Am nächsten Samstagabend stieg Bent in voller Ausgehuniform die wunderschöne schwarze Eisentreppe hoch. Im Wohnzimmer fand er eine große, lärmende Menge Soldaten vor, von denen er keinen kannte. Glück.
Er bestellte sich einen Bourbon, nahm gelegentlich einen Schluck und hörte zu. Wenn die Männer nicht vor den Huren angaben, dann faselten sie von zu Hause oder beschimpften den Süden. Ideal.
Er bestellte einen zweiten Drink. Plötzlich begann es in seinem Nacken zu kribbeln. Beobachtete ihn jemand?
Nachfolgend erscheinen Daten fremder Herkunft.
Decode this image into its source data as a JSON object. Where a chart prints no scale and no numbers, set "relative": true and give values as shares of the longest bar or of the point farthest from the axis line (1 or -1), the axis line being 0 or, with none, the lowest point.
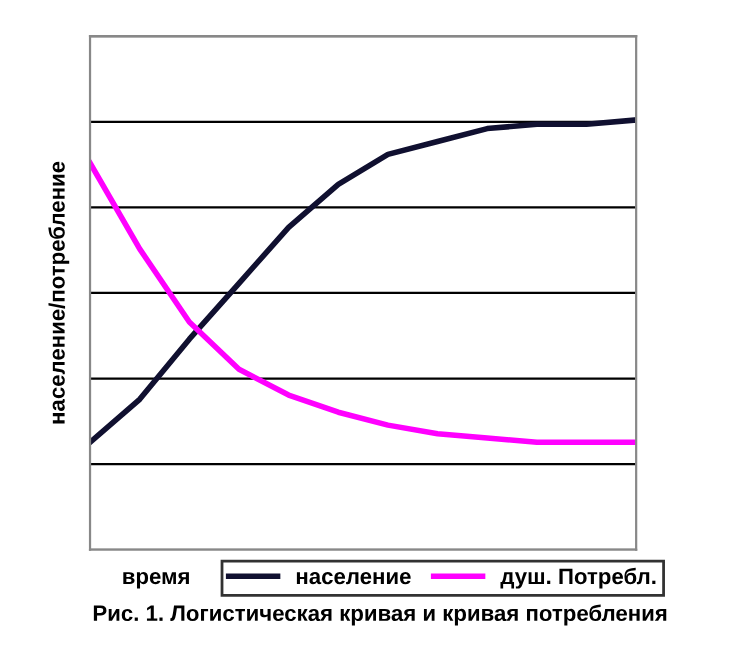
{
  "chart_data": {
    "type": "line",
    "relative": true,
    "ylabel": "население/потребление",
    "xlabel": "время",
    "annotations": [
      "Рис. 1. Логистическая кривая и кривая потребления"
    ],
    "categories": [
      null,
      null,
      null,
      null,
      null,
      null,
      null,
      null,
      null,
      null,
      null,
      null
    ],
    "series": [
      {
        "name": "население",
        "color": "#101030",
        "values": [
          0.25,
          0.35,
          0.49,
          0.62,
          0.75,
          0.85,
          0.92,
          0.95,
          0.98,
          0.99,
          0.99,
          1
        ]
      },
      {
        "name": "душ. Потребл.",
        "color": "#ff00ff",
        "values": [
          0.9,
          0.7,
          0.53,
          0.42,
          0.36,
          0.32,
          0.29,
          0.27,
          0.26,
          0.25,
          0.25,
          0.25
        ]
      }
    ],
    "grid": "y",
    "legend": "bottom",
    "marker": "none",
    "line_style": "solid"
  }
}
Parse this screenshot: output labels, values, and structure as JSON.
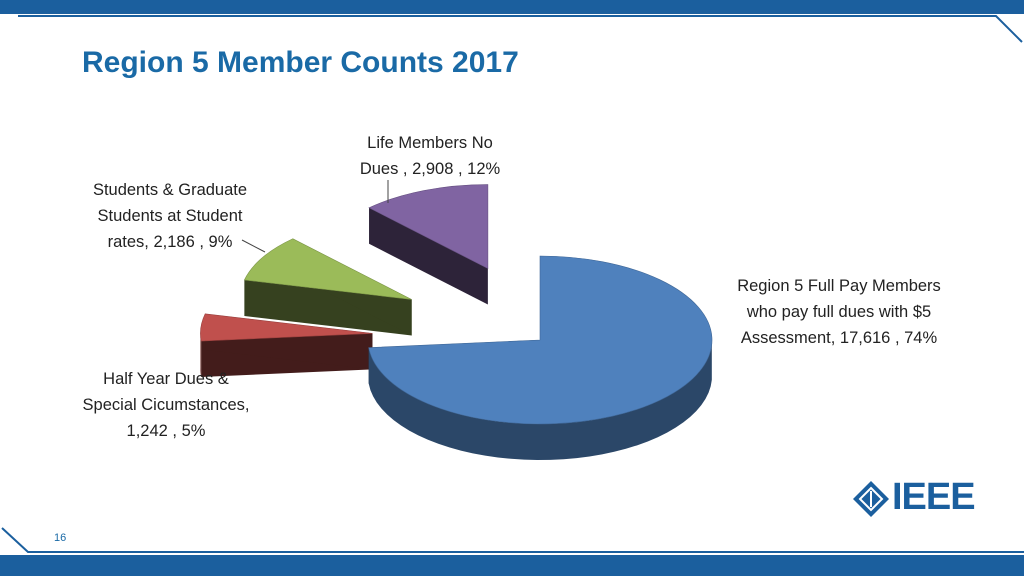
{
  "slide": {
    "title": "Region 5 Member Counts 2017",
    "page_number": "16",
    "logo_text": "IEEE"
  },
  "colors": {
    "bar": "#1b5f9e",
    "title": "#1a6aa6"
  },
  "labels": {
    "life": [
      "Life Members No",
      "Dues , 2,908 , 12%"
    ],
    "students": [
      "Students & Graduate",
      "Students at Student",
      "rates, 2,186 , 9%"
    ],
    "full": [
      "Region 5 Full Pay Members",
      "who pay full dues with $5",
      "Assessment, 17,616 , 74%"
    ],
    "half": [
      "Half Year Dues &",
      "Special Cicumstances,",
      "1,242 , 5%"
    ]
  },
  "chart_data": {
    "type": "pie",
    "title": "",
    "exploded": true,
    "three_d": true,
    "slices": [
      {
        "name": "Region 5 Full Pay Members who pay full dues with $5 Assessment",
        "value": 17616,
        "percent": 74,
        "color": "#4f81bd"
      },
      {
        "name": "Half Year Dues & Special Cicumstances",
        "value": 1242,
        "percent": 5,
        "color": "#c0504d"
      },
      {
        "name": "Students & Graduate Students at Student rates",
        "value": 2186,
        "percent": 9,
        "color": "#9bbb59"
      },
      {
        "name": "Life Members No Dues",
        "value": 2908,
        "percent": 12,
        "color": "#8064a2"
      }
    ]
  }
}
»Guten Abend, Colonel. Ich dachte, ich hätte einen alten Kunden erkannt.« Sie war gute sechzig; die Masse ihres weißen Haares war zu einer verblüffenden Frisur getürmt.
Er fing an zu schwitzen; sein Lächeln war unaufrichtig. »Sie haben ein gutes Gedächtnis, Madame Conti.«
»Ich erinnere mich lediglich an Ihr Gesicht, nicht an Ihren Namen.« Klugerweise erwähnte sie ihren Streit über den Preis für gewisse Spezialleistungen nicht, die ihm die Hure, mit der er zu Bett gegangen war, erwiesen hatte.
»Bent.« Bei seinem ersten Besuch hatte er seinen wirklichen Namen noch schützen wollen und sich Benton genannt, weil er da noch an eine Armeekarriere geglaubt hatte. Zu der Zeit war ihm noch nicht klar gewesen, daß die Generäle niemals Talent, sondern nur Einfluß anerkannten.
Und du verfügst über keinerlei Einfluß. Du weißt, wer dafür verantwortlich ist: dein Vater, der dich im Tode noch verraten hat. Die Mains und die Hazards, General Billy Sherman und Unmengen unbekannter Feinde, die sich verschworen haben –
»Colonel? Geht es Ihnen nicht gut?«
Eine pochende Ader an seiner Stirn glättete sich. Sein Atem beruhigte sich. »Nur eine kleine Benommenheit. Nichts Ernstes.«
Sie entspannte sich. »Colonel Bent. Richtig.« Vergeblich suchte er den Schatten eines Zweifels in ihren Augen.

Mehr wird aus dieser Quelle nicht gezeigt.